You can speculate as much as you like in the gray area of science. The use of hyperspace for traveling between stars would fall under this category. We do not know how hyperspace might work or even if it exists. Hence, it is fair game.
Your speculations need not be limited to “hard” science, such as physics, biology, or astronomy. Good science fiction has been written based on “soft” science, such as sociology, cultural anthropology, economics, politics, and so on. Consider such novels as 1984 and Animal Farm. These are first-rate science fiction novels by any standard. However, we must be aware that the laws tend to be even less tractable in soft science.
But you might ask, “What about stories that are full of technobabble?” Does mere use of technical jargon, such as “blaster” and “hyperspace drive,” qualify a story as science fiction? Not always. Many stories that look like science fiction are merely adventure tales dressed up to look like science fiction. These are called “space operas,” and they are not very different from adventure stories of bygone years (such as the “Captain Horatio Hornblower” tales). The only difference is that the hero in a space opera uses a ray gun (instead of a pistol) and may travel between stars in a space cruiser (rather than in a ship that sails over the ocean).
We are in murky waters here. It is not always easy to make a clear distinction between authentic science fiction stories and space operas, since expressions that sound like technobabble turn up in all sorts of science fiction. The real issue is whether the story contains genuine scientific elements—not whether one finds certain types of neologisms in the story.
A discerning reader could perhaps tell the difference between the two kinds of fiction, even if the writer is not sure.
In the final analysis, it may not be important to you whether your story is space opera or genuine science fiction. The most important thing about any fiction— be it science fiction, fantasy, or any other genre—is that the story be entertaining and emotionally engrossing to both the reader and the writer.
About Dr. Yoji Kondo
Yoji Kondo was a master of many arts.

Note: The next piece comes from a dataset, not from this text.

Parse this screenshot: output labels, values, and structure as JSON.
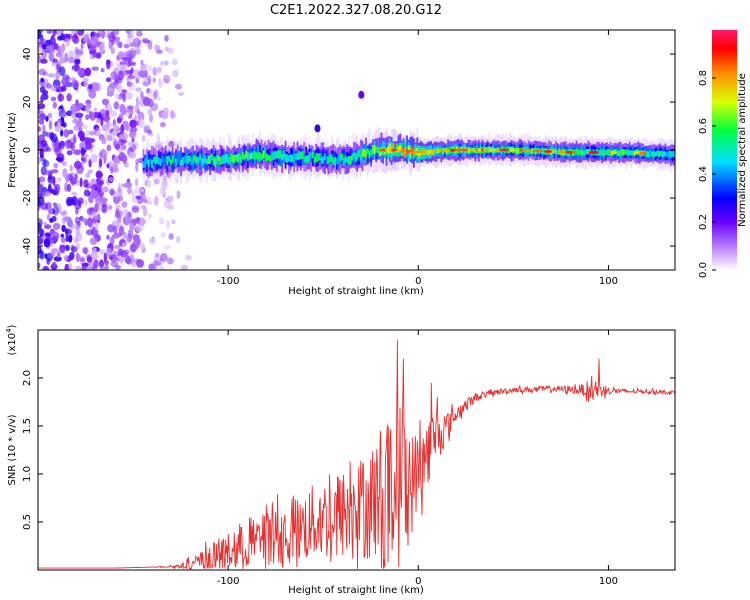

Among other things, he was a fifth-degree black belt in judo and a sixth-degree black belt in aikido and taught a martial arts class in Columbia for twenty years.
He had a Ph.D. in astrophysics and headed the astrophysics laboratory at the Johnson Space Center during the Apollo and Skylab Missions. For fifteen years, he was director of the NASA International Ultraviolet Explorer (IUE) satellite observatory.
His research interests encompassed everything from interacting binary stars, the local interstellar medium, and active galactic nuclei to relativistic astrophysics. He published over three hundred scientific papers and was the editor of eleven scientific volumes, including “Examining the Big Bang.”
Among the professional honors he received were the Federal Design Achievement Award, which was issued in conjunction with the US Presidential Award for Design Excellence in IUE; the NASA Medal for Exceptional Scientific Achievement and the National Space Club Science Award.
And by the way, he also wrote science fiction. Using the pseudonym Eric Kotani, he published several novels: five with John Maddox Roberts—Act of God, The Island Worlds, Between the Stars, Delta Pavonis and a Star Trek Voyager book entitled Death of a Neutron Star and one with Robert MacBride Allen entitled Supernova. He also edited Requiem: New Collected Works of Robert A. Heinlein and Tributes to the Grand Master, which became a national bestseller.
He became a Writers of the Future judge in 1998 but had been involved in the contest since 1989, when he served as a panelist at a WOTF-sponsored symposium at the United Nations.